Question: When 15 moles of \[{H_2}\] and \[5.2\] moles of \[{I_2}\] are mixed and then allowed to attain equil...

Question

When 15 moles of ${H_2}$ and $5.2$ moles of ${I_2}$ are mixed and then allowed to attain equilibrium at $500{{\text{ }}^o}C$ . At equilibrium the concentration of $HI$ is found to be $10$ moles. The equilibrium constant for the formation of $HI$ is _________.

Answer 1

Solution

$HI$ is known as hydrogen iodide prepared from hydrogen gas and molecular iodine. The hydrogen iodide is also known as hydroiodic acid and is a strong acid.
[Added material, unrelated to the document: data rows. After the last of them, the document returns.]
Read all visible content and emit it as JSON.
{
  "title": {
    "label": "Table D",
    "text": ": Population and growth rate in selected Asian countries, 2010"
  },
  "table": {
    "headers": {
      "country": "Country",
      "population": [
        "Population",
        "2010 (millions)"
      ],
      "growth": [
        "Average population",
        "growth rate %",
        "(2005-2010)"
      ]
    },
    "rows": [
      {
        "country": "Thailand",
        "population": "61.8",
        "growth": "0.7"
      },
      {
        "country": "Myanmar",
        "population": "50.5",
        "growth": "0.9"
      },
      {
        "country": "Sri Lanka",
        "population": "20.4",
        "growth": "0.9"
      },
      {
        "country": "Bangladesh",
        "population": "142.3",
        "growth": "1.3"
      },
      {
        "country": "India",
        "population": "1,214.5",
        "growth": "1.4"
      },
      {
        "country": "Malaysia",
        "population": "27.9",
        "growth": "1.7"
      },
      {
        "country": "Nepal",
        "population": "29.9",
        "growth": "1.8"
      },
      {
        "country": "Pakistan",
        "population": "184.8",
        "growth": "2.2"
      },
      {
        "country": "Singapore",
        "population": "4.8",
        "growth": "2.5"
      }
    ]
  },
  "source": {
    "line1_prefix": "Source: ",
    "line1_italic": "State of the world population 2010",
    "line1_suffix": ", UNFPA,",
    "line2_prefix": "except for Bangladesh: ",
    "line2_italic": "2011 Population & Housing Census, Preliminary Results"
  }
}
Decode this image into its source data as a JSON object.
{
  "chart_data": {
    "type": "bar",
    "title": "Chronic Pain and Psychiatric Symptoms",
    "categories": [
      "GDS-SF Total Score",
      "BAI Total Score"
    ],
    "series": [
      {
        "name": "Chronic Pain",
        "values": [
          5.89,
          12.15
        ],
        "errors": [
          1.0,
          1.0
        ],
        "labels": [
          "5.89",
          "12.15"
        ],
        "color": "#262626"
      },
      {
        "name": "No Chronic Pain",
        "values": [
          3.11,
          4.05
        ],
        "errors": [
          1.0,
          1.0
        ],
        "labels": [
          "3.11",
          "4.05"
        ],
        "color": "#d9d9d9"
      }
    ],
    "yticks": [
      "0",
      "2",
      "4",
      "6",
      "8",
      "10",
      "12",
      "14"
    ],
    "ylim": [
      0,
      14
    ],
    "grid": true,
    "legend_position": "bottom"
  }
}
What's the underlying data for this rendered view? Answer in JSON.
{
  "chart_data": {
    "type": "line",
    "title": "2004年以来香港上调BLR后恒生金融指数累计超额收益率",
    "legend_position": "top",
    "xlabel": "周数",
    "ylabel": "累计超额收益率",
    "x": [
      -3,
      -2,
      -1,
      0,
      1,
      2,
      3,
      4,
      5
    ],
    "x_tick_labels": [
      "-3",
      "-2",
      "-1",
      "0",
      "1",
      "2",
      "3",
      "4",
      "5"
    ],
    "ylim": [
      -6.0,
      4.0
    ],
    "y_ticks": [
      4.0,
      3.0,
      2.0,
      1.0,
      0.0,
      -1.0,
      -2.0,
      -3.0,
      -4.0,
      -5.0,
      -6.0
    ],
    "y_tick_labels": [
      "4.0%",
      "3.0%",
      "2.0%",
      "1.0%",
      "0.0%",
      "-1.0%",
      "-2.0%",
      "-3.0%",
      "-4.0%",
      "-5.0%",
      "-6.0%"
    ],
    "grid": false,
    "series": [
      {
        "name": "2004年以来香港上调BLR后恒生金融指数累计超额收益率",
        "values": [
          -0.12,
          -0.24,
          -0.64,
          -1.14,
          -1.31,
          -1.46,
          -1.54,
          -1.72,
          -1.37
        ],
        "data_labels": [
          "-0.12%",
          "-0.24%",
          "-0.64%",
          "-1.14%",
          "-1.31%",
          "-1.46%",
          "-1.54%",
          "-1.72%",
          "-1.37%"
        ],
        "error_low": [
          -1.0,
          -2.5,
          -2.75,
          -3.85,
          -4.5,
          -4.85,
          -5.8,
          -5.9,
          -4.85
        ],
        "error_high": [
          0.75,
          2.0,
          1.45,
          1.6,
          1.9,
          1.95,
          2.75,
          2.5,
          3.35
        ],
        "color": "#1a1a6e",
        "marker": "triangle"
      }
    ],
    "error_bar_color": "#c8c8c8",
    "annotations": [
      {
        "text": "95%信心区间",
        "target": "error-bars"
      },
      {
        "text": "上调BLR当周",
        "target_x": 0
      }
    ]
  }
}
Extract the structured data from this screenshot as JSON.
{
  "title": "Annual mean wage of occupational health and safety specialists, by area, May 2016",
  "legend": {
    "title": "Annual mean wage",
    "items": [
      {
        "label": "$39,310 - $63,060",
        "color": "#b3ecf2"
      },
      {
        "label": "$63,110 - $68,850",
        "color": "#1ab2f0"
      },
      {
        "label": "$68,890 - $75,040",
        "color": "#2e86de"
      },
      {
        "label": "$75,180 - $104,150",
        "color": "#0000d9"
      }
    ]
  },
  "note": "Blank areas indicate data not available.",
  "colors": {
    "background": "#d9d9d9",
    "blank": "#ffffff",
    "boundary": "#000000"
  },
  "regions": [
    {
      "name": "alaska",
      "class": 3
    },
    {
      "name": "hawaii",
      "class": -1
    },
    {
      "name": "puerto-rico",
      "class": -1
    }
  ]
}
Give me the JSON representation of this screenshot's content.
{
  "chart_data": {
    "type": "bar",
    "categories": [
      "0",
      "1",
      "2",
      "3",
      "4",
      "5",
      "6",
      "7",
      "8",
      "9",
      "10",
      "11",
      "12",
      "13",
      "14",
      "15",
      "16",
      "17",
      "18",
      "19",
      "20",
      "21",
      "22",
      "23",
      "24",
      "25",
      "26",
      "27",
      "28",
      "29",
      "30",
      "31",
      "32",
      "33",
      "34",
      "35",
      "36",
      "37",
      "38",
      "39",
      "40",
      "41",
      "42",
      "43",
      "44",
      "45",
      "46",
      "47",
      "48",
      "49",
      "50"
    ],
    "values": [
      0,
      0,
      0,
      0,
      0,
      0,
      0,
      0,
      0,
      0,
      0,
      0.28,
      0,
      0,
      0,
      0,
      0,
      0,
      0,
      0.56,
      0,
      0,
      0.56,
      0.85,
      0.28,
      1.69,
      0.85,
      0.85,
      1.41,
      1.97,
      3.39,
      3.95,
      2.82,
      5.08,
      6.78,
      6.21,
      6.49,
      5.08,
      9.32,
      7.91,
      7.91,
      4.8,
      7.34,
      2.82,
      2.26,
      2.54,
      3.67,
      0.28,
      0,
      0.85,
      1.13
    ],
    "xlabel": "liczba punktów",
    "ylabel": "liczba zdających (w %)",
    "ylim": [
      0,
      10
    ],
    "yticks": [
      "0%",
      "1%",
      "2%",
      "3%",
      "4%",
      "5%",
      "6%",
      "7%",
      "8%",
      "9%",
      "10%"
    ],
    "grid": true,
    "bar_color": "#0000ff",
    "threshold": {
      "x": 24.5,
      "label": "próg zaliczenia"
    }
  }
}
Complete step by step answer:
The reaction of hydrogen and iodine to produce $HI$ is represented as:
${H_2} + {I_2} \to 2HI$
The initial moles of the gases are $15$ and $5.2$ moles respectively. Let $x$ be the degree of dissociation of the reactants. The progress of the reaction is shown as:

| ${H_2}$ concentration| ${I_2}$ concentration| $HI$ concentration
---|---|---|---
At the beginning| $15$ | $5.2$ | $0$
Change in moles| $- x$ | $- x$ | $2x$
At equilibrium| $15 - x$ | $5.2 - x$ | $10$

The number of moles of $HI$ at equilibrium is $10$ . The value of $x$ is equal to
$2x = 10$
$x = 5.$
So the degree of dissociation of the reactants is $x$ . The concentrations of ${H_2}$ and ${I_2}$ at equilibrium are:
Moles of ${H_2}$ = $15 - x = 15 - 5 = 10moles$
Moles of ${I_2}$ = $5.2 - x = 5.2 - 5 = 0.2moles$
The equilibrium constant can be defined as the ratio of the products and the reactants raised to the power of the coefficients. It is represented as ${K_c}$ , and the equation is
${K_c} = \dfrac{{{{[HI]}^2}}}{{[{H_2}][{I_2}]}}$
Inserting the values of concentration of $HI$ , ${H_2}$ and ${I_2}$ ,
${K_c} = \dfrac{{{{10}^2}}}{{10 \times 0.2}}$
${K_c} = 50$

Hence, the equilibrium constant for the formation of $HI$ is $50$ .

Note:
A chemical equilibrium is a stage of a reaction which is reached when a reaction attains equilibrium between the concentrations of reactants and products. Also the rate of formation of products in the reaction is equal to the rate of formation of reactants. If the value of equilibrium constant is greater than $1$ then the equilibrium is said to favor the product bit if the value of equilibrium constant is less than $1$ then the equilibrium is said to favor reactant.